Sunday, October 24, 2004


The Wallflower 1: Yamatonadeshiko Shichihenge
by TOMOKO HAYAKAWA
$10.95, Del Rey, 224 pages (October 12, 2004)



This comedic series follows 4 teenage boys, who are the cutest, most popular guys in school. When they get a chance to live in an incredible mansion for free they are ecstatic. The only one condition being that they must turn the owner's niece into a proper lady.

How much of a problem could that be for the four coolest guys on the planet? Well they've never met a girl like Sunako Nakahara before. After an experience as a young girl, where a boy she liked called her ugly. She's given up on beauty, feminity and the outside world in general. She likes horror movies, has pimples, frizzy-hair, no fashion sense, and has huge nosebleeds whenever she gets excited.

As the boys try to bring her out of her shell, as a reader I found myself attracted to her stubborn independence. While the reasons she's withdrawn into herself are a bit tragic, I got a sense that she likes who she is and what she does.

So seeing the boys efforts to change who she is can be an interesting parallel to how people always try to get others to join in what they like. Not really taking into account the virtues of individuality and letting others like what they want.

This is a title fraught with inconsistency and repetition though. The jokes as the boys try and fail over and over to get Sunako to change aren't really different enough to not get old as you read more.
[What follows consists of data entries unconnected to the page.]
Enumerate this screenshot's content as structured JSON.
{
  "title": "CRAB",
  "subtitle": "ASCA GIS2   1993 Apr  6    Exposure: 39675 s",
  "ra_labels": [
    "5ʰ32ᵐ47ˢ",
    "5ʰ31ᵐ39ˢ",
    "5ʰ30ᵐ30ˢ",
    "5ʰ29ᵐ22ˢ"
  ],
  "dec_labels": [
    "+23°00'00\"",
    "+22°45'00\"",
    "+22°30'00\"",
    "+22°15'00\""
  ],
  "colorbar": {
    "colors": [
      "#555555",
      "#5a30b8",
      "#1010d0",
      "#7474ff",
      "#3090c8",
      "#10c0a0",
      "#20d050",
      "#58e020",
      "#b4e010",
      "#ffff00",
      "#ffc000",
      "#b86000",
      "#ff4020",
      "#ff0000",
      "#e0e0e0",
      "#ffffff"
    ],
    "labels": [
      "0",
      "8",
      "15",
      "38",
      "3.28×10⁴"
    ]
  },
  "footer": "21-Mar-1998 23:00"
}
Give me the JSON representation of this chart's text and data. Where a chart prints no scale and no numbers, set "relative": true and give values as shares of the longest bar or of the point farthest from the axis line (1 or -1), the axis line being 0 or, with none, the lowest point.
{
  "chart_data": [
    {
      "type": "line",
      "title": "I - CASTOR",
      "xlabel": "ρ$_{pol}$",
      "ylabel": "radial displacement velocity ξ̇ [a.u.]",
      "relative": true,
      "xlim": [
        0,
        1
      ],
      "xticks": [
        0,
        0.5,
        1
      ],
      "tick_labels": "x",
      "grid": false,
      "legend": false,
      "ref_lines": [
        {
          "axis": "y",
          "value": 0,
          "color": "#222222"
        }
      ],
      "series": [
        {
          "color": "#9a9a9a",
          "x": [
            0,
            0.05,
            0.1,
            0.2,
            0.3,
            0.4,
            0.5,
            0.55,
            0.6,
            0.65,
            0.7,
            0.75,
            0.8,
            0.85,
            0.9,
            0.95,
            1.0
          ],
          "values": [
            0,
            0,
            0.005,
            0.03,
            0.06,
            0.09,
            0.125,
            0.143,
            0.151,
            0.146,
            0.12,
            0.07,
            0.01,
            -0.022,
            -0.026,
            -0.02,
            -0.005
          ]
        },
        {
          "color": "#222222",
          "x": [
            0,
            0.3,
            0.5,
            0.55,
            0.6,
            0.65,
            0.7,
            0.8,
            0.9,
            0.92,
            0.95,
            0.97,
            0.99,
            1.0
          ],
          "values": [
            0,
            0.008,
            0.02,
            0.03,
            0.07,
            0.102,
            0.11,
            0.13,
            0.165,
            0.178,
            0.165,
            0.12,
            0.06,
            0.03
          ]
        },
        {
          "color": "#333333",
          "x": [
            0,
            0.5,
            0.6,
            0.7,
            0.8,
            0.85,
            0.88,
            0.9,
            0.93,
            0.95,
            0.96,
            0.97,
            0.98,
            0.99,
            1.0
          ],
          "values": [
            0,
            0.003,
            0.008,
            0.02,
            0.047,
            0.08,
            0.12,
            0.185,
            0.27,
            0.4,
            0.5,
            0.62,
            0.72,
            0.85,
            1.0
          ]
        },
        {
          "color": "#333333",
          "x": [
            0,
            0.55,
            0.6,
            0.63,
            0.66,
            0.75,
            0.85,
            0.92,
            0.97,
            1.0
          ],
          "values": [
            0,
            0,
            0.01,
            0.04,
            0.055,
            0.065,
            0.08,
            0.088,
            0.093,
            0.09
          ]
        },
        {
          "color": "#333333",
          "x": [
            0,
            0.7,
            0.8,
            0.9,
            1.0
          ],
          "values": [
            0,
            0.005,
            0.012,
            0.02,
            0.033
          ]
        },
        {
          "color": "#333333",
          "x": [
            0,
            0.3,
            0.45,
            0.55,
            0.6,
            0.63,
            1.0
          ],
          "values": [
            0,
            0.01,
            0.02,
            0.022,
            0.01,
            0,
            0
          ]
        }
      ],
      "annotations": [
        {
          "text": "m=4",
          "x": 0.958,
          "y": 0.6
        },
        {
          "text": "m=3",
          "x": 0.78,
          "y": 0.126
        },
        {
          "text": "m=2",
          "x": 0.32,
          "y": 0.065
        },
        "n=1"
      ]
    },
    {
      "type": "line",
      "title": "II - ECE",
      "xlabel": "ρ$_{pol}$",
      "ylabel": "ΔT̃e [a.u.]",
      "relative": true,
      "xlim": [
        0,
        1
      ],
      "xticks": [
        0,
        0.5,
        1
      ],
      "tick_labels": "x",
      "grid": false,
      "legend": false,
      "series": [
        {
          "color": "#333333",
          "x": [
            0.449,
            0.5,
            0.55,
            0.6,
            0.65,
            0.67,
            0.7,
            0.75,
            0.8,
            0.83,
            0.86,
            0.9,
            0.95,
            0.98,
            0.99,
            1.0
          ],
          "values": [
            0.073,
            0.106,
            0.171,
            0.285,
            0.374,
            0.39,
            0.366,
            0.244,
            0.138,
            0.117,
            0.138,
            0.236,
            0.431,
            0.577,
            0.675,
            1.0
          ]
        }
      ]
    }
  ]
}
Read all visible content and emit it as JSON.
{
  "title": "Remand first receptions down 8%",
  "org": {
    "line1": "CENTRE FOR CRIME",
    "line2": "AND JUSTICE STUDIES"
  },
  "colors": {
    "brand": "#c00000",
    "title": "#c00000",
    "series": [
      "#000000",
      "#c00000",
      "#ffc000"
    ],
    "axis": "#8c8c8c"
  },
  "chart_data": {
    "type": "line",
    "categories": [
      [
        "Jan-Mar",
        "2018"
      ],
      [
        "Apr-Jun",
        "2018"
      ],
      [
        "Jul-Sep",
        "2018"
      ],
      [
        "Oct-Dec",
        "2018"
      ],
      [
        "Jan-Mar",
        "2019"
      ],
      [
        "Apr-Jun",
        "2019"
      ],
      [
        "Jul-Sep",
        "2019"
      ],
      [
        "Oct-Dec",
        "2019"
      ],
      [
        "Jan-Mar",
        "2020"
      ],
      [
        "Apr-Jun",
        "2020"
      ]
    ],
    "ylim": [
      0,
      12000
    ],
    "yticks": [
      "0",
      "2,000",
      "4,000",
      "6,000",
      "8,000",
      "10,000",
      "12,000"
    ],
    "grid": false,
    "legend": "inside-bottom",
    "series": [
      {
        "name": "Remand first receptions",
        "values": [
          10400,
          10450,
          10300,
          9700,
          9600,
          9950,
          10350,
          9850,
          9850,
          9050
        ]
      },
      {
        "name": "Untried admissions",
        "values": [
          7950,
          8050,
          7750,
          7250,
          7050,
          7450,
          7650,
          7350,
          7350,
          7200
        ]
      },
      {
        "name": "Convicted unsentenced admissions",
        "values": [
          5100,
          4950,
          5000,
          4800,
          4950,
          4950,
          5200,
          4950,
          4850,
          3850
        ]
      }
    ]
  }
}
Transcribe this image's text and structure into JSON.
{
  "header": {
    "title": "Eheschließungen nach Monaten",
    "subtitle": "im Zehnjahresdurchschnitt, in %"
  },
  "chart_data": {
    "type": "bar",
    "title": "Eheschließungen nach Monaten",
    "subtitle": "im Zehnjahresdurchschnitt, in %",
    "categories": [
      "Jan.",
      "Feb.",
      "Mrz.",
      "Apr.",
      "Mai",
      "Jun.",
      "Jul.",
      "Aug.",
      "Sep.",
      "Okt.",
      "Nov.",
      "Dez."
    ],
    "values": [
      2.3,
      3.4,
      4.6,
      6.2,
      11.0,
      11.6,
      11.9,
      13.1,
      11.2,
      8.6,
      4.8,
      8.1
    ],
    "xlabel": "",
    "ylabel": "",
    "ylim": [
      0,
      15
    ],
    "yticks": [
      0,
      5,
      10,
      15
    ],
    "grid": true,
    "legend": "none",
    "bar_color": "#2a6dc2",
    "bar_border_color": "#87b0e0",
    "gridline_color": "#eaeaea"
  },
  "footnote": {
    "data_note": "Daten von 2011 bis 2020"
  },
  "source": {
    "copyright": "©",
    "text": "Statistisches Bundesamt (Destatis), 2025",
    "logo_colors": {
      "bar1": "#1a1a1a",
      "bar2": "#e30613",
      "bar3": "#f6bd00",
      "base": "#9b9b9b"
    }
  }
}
There is also the feeling that what Sunako wants to do isn't right, even though she seems perfectly happy doing it.

Which sort of sends and odd message I thought. Yes she probably does need to get out a little more, but showing her interests and entire behavior as wrong seems to go across the line a bit. Though near the end that starts to perhaps change, when she kicks the ass of people who do one of her friends wrong.

This title could be interesting as it progresses and gets past the world building phase. Yet it needs to do so fast, or I can't see readers sticking around long for the same joke over and over. Unless they are going for the traditional superhero comic audience who does seem to want the same gross thing over and over again.